第102話 『約束の日』

 向月の主要メンバーである10名は自分達が今後Vandits安芸の応援を続けていく中でVandits安芸を応援するチャントを作ろうとしていた。その中でリーダーの三原が惚れ込んだ一曲があった。その曲は今年の全国高等学校サッカー選手権大会の応援歌として採用された楽曲だった。

 その曲に惚れ込んだ三原は中心メンバーと共に、チャントとして使用出来るように歌詞を考えスネアドラムと、向月の応援の定番となっている小太鼓で何とかその楽曲を表現できるリズムを作っていった。

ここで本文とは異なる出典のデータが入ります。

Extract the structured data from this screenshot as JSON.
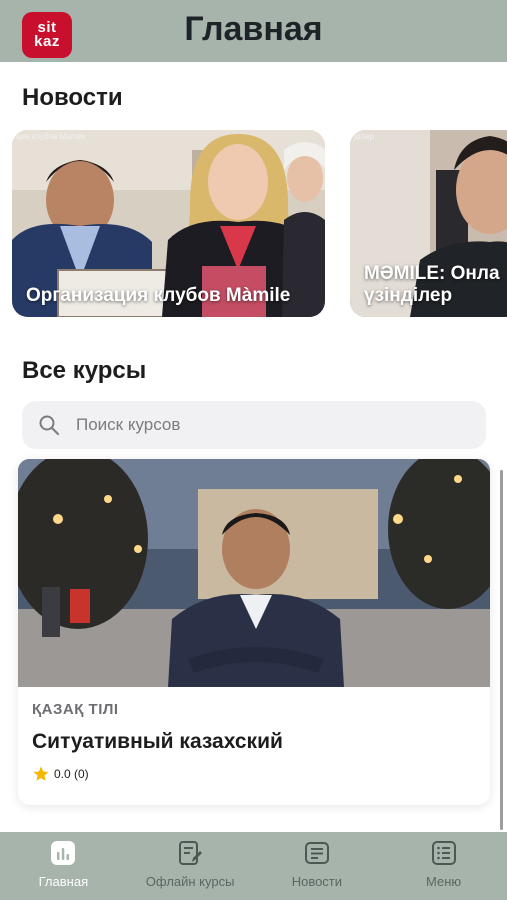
{
  "header": {
    "logo_line1": "sit",
    "logo_line2": "kaz",
    "title": "Главная"
  },
  "news": {
    "section_title": "Новости",
    "items": [
      {
        "small_caption": "ция клубов Màmile",
        "headline": "Организация клубов Màmile"
      },
      {
        "small_caption": "ділер",
        "headline": "МӘМІLE: Онла\nүзінділер"
      }
    ]
  },
  "courses": {
    "section_title": "Все курсы",
    "search": {
      "placeholder": "Поиск курсов",
      "value": ""
    },
    "items": [
      {
        "category": "ҚАЗАҚ ТІЛІ",
        "title": "Ситуативный казахский",
        "rating": "0.0 (0)"
      }
    ]
  },
  "tabbar": {
    "tabs": [
      {
        "label": "Главная",
        "icon": "chart-icon",
        "active": true
      },
      {
        "label": "Офлайн курсы",
        "icon": "edit-note-icon",
        "active": false
      },
      {
        "label": "Новости",
        "icon": "news-icon",
        "active": false
      },
      {
        "label": "Меню",
        "icon": "menu-list-icon",
        "active": false
      }
    ]
  },
  "colors": {
    "header_bg": "#a7b4ac",
    "brand_red": "#c8102e",
    "search_bg": "#f1f1f3",
    "star": "#f5b800"
  }
}
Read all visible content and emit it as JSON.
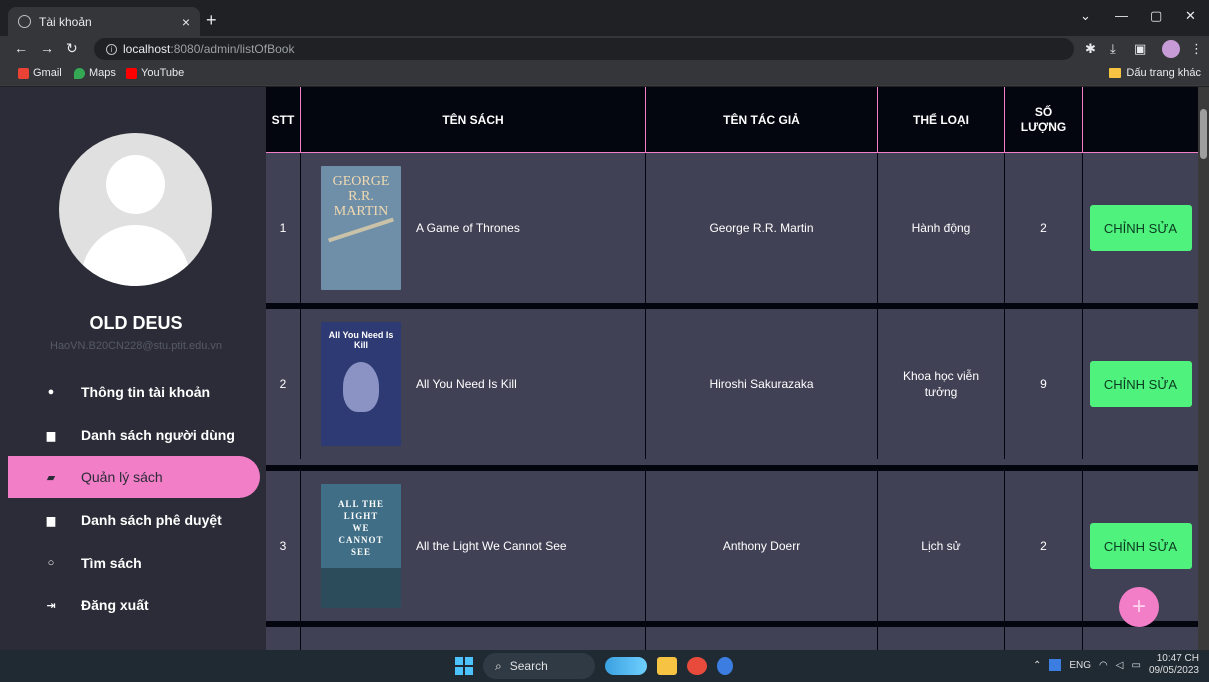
{
  "browser": {
    "tab_title": "Tài khoản",
    "tab_close": "×",
    "new_tab": "+",
    "url_host": "localhost",
    "url_path": ":8080/admin/listOfBook",
    "bookmarks": [
      {
        "label": "Gmail",
        "color": "#ea4335"
      },
      {
        "label": "Maps",
        "color": "#34a853"
      },
      {
        "label": "YouTube",
        "color": "#ff0000"
      }
    ],
    "other_bookmarks": "Dấu trang khác"
  },
  "sidebar": {
    "username": "OLD DEUS",
    "email": "HaoVN.B20CN228@stu.ptit.edu.vn",
    "items": [
      {
        "label": "Thông tin tài khoản",
        "icon": "user-icon"
      },
      {
        "label": "Danh sách người dùng",
        "icon": "address-book-icon"
      },
      {
        "label": "Quản lý sách",
        "icon": "book-open-icon",
        "active": true
      },
      {
        "label": "Danh sách phê duyệt",
        "icon": "book-icon"
      },
      {
        "label": "Tìm sách",
        "icon": "search-icon"
      },
      {
        "label": "Đăng xuất",
        "icon": "sign-out-icon"
      }
    ]
  },
  "table": {
    "headers": {
      "stt": "STT",
      "title": "TÊN SÁCH",
      "author": "TÊN TÁC GIẢ",
      "genre": "THỂ LOẠI",
      "qty_1": "SỐ",
      "qty_2": "LƯỢNG"
    },
    "rows": [
      {
        "stt": "1",
        "title": "A Game of Thrones",
        "author": "George R.R. Martin",
        "genre": "Hành động",
        "qty": "2",
        "action": "CHỈNH SỬA",
        "cover_text": "GEORGE R.R. MARTIN",
        "cover_color": "#6f8fa8"
      },
      {
        "stt": "2",
        "title": "All You Need Is Kill",
        "author": "Hiroshi Sakurazaka",
        "genre": "Khoa học viễn tưởng",
        "qty": "9",
        "action": "CHỈNH SỬA",
        "cover_text": "All You Need Is Kill",
        "cover_color": "#2e3a73"
      },
      {
        "stt": "3",
        "title": "All the Light We Cannot See",
        "author": "Anthony Doerr",
        "genre": "Lịch sử",
        "qty": "2",
        "action": "CHỈNH SỬA",
        "cover_text": "ALL THE LIGHT WE CANNOT SEE",
        "cover_color": "#3f6e86"
      }
    ]
  },
  "fab_label": "+",
  "taskbar": {
    "search": "Search",
    "lang": "ENG",
    "time": "10:47 CH",
    "date": "09/05/2023"
  },
  "colors": {
    "accent": "#f27ec8",
    "button": "#4ef27d",
    "sidebar": "#2b2c37",
    "table_bg": "#414155"
  }
}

 チャントが仕上がったのはシーズン開幕前だった。なかなかの出来にメンバー達も満足していた。しかし、そこからの行動が向月のリーダー三原洋子が三原洋子たる所以だった。まさか、三原はその楽曲のアーティストと所属レコード会社に楽曲をチャントとして使用したいと許可を申請したのだ。


 チャントの中には販売されている楽曲を使用して作られているモノもいくつもある。しかし、基本的にはレコード会社やアーティストは自身の宣伝になる側面もある事から、営利目的での使用が無いなら特に注意をしたりする事は無いのが通例で、使用者も暗黙の了解宜しく、相手に使用の許可を求める事も無いのが普通だ。


 しかし、三原は誰に相談するでもなく許可の申請を行った。他のメンバーから驚かれ事情を説明されても、「人様の作った曲を使わせてもらうんだから許可を貰うのは当たり前」と言い放った。これでもし、相手から使用許可が出なかったらまた楽曲の選定から始めなければならなくなる。


 そして、まさかのレコード会社から返信があり、その書面には『営利目的での使用が無く、スタジアムやチームのイベントでのみ使用されるのであれば、特に弊社としては問題にするつもりはありません。』との回答だった。


 まさかの使用許可が下りたのだった。

 今日の為に作った『チャント』を歌い始める事を放送席に伝える為のコールを終える。放送席からスタッフが大きく〇印に手でサインを送ってくれる。三原達向月は一斉にコールとリズム隊を静める。

 いつもならばウォーミングアップ中はコールが常に行われているだけに事情を知らない他のサポーターや、グラウンドにいる選手達もゴール裏の向月をチラチラと見ている。


 三原がチラリと拓斗の顔を見る。拓斗が大きく頷き、拡声器を持って向月と事情を知っているメンバーに声をかける。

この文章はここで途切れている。